Euro Banking Association in a joint report with McKinsey examines the options for banks in a changing landscape
Payments and accounts services are at the core of banks’ offering to customers. They contributed about a third of European banks’ total revenues in 2019, and represent banks’ leading source of customer interactions.
Banks’ payments revenues have grown steadily at about 3 percent per year over the past six years. However, some specialist payments providers—processors, acquirers, schemes, and others—have achieved double-digit growth rates over the same period. This suggests that banks’ traditional role at the centre of the payments ecosystem may be coming under challenge.
High ambitions, significant challenges
Almost two-thirds of the executives and experts who were surveyed as part of a joint effort undertaken by McKinsey & Company and the Euro Banking Association between November 2019 and November 2020, believe that banks will continue to be the leading players in European payments over the next five years.
However, survey respondents and interviewees identified a number of challenges faced by banks. These included increasing competition (especially from tech companies and fintechs), the rise of technologies that could allow other payments providers to come between banks and their customer relationships, the lack of flexibility in banks’ operating models, the constrained revenue environment, rising customer expectations, and the complex regulatory outlook. Executives also identified gaps in the capabilities and practices needed to grow their payments business, especially in technology, organisational agility, and monetisation models.

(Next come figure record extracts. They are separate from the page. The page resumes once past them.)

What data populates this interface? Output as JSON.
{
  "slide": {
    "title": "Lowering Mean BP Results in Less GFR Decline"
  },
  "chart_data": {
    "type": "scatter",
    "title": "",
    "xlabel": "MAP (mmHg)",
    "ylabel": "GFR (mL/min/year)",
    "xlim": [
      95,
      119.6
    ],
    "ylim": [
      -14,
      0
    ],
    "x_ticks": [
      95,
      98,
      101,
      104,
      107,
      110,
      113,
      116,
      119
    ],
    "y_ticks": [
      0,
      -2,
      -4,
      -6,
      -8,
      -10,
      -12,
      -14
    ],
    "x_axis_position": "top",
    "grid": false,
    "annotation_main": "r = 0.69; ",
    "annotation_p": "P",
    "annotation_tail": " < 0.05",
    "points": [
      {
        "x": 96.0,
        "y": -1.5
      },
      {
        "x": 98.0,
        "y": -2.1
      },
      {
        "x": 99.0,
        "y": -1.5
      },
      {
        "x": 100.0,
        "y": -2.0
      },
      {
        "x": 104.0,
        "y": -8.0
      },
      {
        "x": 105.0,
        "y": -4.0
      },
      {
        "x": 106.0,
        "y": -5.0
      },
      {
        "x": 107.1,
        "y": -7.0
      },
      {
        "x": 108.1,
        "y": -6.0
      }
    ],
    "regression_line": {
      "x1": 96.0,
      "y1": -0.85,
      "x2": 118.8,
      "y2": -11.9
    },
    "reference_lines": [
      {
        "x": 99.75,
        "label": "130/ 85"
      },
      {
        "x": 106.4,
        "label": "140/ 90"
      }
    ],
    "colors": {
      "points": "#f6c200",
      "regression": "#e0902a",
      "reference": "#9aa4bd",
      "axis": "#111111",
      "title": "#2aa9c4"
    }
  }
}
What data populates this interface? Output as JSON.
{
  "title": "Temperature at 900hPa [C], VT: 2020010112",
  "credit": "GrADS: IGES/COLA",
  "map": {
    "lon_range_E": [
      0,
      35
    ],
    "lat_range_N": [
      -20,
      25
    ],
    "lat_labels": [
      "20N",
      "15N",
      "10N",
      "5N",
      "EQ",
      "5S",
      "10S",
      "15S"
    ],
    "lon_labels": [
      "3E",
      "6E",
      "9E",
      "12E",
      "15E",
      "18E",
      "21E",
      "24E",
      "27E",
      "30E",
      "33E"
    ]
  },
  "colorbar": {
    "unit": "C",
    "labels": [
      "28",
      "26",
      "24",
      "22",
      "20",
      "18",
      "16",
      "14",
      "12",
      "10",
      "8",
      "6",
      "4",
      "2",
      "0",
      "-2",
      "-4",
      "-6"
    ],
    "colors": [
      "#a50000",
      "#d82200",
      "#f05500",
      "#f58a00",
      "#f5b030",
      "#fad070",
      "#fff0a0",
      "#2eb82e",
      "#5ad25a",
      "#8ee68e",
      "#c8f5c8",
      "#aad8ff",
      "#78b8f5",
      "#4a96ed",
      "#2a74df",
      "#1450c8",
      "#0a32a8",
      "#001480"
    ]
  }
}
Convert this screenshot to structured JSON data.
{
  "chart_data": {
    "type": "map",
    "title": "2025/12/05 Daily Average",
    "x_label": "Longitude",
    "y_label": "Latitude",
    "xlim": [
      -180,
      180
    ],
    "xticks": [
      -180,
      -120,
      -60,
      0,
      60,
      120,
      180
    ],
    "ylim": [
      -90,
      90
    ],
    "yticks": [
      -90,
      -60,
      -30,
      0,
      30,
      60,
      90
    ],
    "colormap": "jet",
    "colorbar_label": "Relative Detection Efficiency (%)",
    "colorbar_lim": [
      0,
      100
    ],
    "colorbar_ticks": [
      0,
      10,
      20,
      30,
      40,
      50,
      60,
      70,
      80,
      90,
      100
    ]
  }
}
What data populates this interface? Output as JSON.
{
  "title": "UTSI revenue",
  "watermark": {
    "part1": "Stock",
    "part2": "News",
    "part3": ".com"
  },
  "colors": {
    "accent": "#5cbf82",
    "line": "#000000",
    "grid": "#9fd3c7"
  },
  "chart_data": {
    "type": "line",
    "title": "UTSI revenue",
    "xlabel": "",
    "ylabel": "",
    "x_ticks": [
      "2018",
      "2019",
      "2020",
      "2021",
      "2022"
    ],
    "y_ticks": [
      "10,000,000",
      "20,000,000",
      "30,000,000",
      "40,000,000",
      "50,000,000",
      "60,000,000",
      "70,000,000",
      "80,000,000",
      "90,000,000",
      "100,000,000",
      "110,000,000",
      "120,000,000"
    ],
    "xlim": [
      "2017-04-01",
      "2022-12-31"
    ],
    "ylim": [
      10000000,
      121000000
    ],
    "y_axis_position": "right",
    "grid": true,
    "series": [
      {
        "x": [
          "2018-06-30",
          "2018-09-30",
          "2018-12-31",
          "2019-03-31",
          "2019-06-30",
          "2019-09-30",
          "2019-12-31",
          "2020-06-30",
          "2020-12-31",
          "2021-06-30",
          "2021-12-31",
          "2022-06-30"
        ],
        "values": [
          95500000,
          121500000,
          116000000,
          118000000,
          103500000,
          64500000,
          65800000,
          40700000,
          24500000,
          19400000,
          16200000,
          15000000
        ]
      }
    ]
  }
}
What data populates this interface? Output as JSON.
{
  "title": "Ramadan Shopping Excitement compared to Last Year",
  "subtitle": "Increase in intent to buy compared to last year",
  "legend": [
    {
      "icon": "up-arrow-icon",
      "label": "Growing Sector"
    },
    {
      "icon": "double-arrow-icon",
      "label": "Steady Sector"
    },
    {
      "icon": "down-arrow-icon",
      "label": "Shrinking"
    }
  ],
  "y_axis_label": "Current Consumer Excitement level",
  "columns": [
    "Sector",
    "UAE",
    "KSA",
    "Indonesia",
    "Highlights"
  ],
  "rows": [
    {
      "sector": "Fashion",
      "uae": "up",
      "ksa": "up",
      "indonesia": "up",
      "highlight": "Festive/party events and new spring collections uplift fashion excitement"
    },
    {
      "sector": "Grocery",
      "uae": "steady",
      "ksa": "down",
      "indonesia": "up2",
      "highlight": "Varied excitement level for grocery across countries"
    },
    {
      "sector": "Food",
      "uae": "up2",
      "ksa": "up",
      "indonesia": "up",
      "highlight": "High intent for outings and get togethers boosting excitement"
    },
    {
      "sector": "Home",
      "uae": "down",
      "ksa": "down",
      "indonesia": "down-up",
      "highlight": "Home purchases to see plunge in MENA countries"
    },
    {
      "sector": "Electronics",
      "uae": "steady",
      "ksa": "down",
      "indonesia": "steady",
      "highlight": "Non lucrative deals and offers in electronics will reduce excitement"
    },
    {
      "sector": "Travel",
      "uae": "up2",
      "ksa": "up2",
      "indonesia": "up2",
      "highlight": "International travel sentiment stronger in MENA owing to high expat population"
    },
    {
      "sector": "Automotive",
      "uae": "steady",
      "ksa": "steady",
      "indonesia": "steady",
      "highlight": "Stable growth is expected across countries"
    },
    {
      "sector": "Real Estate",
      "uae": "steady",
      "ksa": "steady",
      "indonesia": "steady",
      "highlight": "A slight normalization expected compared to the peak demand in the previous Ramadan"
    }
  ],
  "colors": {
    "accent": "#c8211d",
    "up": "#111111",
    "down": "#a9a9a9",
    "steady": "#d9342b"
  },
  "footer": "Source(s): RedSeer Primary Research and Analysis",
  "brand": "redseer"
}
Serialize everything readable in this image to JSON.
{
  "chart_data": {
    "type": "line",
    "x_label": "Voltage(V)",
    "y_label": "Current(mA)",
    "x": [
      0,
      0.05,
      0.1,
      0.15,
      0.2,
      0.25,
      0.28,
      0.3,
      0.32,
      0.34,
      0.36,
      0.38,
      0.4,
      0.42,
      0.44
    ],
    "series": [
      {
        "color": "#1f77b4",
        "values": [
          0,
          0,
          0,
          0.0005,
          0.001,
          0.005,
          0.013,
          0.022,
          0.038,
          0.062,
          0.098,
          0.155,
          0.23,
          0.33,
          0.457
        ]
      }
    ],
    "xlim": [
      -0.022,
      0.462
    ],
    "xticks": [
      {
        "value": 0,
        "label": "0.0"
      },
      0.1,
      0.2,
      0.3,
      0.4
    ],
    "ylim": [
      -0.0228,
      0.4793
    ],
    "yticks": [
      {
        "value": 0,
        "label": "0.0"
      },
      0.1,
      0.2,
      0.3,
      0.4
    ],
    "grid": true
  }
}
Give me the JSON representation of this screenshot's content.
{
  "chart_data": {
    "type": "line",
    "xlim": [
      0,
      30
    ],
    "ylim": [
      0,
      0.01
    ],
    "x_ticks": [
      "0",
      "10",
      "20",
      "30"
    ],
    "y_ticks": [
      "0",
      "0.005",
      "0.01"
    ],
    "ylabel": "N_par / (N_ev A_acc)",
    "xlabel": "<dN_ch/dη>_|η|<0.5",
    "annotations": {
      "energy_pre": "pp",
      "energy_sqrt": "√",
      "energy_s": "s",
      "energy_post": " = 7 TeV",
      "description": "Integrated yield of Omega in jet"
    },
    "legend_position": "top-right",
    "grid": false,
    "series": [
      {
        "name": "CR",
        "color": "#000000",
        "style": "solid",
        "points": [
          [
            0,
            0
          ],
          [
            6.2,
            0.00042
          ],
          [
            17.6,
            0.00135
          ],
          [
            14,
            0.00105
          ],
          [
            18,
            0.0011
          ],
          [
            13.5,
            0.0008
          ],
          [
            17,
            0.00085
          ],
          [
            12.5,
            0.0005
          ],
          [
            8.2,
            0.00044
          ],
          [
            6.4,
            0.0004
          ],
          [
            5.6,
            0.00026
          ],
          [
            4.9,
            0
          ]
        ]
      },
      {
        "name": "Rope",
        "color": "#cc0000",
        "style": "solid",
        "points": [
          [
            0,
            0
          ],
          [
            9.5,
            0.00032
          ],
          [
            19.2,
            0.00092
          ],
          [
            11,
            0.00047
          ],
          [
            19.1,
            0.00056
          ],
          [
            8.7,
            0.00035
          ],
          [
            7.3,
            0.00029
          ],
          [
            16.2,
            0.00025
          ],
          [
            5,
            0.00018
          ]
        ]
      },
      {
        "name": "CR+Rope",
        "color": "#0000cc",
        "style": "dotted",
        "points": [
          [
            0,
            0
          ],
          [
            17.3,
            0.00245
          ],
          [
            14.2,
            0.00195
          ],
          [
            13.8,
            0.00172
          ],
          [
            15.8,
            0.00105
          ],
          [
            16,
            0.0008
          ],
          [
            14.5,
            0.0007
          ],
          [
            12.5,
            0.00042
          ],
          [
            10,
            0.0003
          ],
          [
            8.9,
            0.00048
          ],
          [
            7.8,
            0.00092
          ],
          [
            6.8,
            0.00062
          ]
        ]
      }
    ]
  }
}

The effects of the pandemic
According to McKinsey’s Global Payments Map, the impact of the COVID-19 pandemic is likely to cause a temporary fall of about 6 percent in European payments revenues in 2020, followed by a rebound. Fee-dependent revenues may recover more rapidly than interest-dependent revenues, although these had less room for decline given the long-term compression of net interest margins in Europe. Further fuel for a rebound may come from an acceleration in electronic payments in southern and eastern Europe as these regions catch up with digital migration in the north and west.
Many of the executives interviewed observed that the crisis had prompted them not to change the direction of their payments business but to reinforce their commitment to digitising customer journeys, introducing machine learning, and improving their technological and operational resilience.